Carnegie Mellon University
February 12, 2024

Mohimani Lab Publishes Paper in Nature Biotechnology

By Adam Kohlhaas

A graph showing fast mass spectrometry dataScientists using mass spectrometry often find themselves with immense quantities of data but no means to rapidly process it. A team of researchers, including the Mohimani Lab in Carnegie Mellon University's Ray and Stephanie Lane Center for Computational Biology, hope to change that. Their paper, “Fast Mass Spectrometry Search and Clustering of Untargeted Metabolomics Data,” published in Nature Biotechnology, outlines a fundamental algorithm that can process larger quantities of data in the study of small molecules, known as metabolomics, in a fraction of the time needed for more traditional methods. 

Mass spectrometry is a powerful analytical technique that offers insight into the world of molecular identification and quantification. It involves ionizing and subsequently separating molecules based on their mass-to-charge ratios, providing scientists with a precise means to discern the composition and structure of diverse substances. Applied to a wide variety of disciplines — such as chemistry, biochemistry and environmental science — mass spectrometry enables researchers to gain insight into unknown compounds, understand the intricacies of biological molecules and monitor environmental pollutants.

Metabolomics research produces databases containing billions of mass spectra with information about where the samples were collected, the humans or animals they came from, their location in the world, and more — far more information than current software can handle. The new algorithm created by the Mohimani Lab and its partners makes data processing routines 100 to 1,000 times faster. For example, searching one of these databases on a single CPU could take up to five days with current software. But the new algorithm has cut the search time down to 30 minutes. In some ways, this algorithm can be seen as a small molecule search engine that allows researchers to quickly find information like where particular spectra can be found globally and where to find molecules represented by particular spectra. 

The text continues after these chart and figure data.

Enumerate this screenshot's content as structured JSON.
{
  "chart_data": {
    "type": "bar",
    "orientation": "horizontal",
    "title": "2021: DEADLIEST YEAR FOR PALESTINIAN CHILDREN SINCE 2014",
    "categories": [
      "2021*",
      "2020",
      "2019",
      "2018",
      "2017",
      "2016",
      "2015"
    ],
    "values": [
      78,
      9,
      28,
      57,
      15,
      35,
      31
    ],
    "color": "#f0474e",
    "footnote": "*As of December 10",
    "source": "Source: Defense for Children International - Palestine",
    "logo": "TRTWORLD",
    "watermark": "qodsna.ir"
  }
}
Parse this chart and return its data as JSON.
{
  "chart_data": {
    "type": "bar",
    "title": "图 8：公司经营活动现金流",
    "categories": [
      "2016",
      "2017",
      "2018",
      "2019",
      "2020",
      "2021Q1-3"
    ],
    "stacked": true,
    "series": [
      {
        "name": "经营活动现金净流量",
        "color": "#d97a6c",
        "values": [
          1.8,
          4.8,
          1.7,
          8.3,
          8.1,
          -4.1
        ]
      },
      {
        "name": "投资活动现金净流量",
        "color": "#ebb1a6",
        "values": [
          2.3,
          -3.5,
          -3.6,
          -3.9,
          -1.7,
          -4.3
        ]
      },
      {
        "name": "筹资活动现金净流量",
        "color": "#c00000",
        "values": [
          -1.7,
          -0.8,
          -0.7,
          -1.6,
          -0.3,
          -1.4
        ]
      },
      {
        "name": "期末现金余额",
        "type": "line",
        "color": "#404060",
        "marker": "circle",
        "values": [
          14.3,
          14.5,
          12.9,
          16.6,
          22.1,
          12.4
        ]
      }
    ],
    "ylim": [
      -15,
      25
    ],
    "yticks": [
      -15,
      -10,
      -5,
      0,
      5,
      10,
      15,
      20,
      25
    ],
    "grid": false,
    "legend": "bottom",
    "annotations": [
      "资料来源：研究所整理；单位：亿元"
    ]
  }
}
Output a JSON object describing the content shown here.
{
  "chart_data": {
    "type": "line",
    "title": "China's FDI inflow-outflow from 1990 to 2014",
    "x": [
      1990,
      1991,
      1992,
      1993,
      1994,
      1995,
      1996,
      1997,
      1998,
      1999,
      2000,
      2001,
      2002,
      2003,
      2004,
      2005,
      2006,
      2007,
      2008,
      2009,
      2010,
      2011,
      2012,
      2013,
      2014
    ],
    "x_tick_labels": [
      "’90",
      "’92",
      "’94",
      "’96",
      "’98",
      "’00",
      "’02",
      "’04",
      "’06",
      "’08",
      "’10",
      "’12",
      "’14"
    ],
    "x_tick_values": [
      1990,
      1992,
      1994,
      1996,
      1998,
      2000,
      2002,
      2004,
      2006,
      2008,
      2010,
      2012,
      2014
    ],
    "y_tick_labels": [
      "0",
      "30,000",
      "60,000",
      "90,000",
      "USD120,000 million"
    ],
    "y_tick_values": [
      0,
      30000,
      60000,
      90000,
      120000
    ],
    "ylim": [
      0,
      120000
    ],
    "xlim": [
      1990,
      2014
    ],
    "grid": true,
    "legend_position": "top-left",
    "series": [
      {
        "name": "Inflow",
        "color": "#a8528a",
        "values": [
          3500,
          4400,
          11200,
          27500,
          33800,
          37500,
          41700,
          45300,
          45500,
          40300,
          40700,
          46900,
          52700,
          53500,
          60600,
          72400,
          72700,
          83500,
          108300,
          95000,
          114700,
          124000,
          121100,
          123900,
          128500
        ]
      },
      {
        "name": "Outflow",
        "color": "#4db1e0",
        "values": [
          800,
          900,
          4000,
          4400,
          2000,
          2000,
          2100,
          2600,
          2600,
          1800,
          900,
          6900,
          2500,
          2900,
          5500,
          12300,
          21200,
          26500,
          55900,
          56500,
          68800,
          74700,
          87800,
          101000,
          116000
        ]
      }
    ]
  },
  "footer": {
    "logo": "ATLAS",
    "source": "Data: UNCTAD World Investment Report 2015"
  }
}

“The throughput of mass spectrometers is quadrupling every two to three years, and at the same time the study of small molecules is beginning to accelerate. Thus, the computational routines we are developing will have a significant impact in shaping the field and, in a figurative sense, permeate the veins of the world,” said Mihir Mongia, co-first-author of the paper who recently earned his Ph.D. in computational biology from CMU.

Although the paper focuses on processing metabolomics mass spectra, the algorithm is generalized and can be applied across a wide variety of domains and databases. It marks an important step forward in mass spectrometry data processing.

The Mohimani Lab collaborated on their research with peers in the Dorrestein Lab of the University of California San Diego and the Wang Bioinformatics Lab at the University of California Riverside.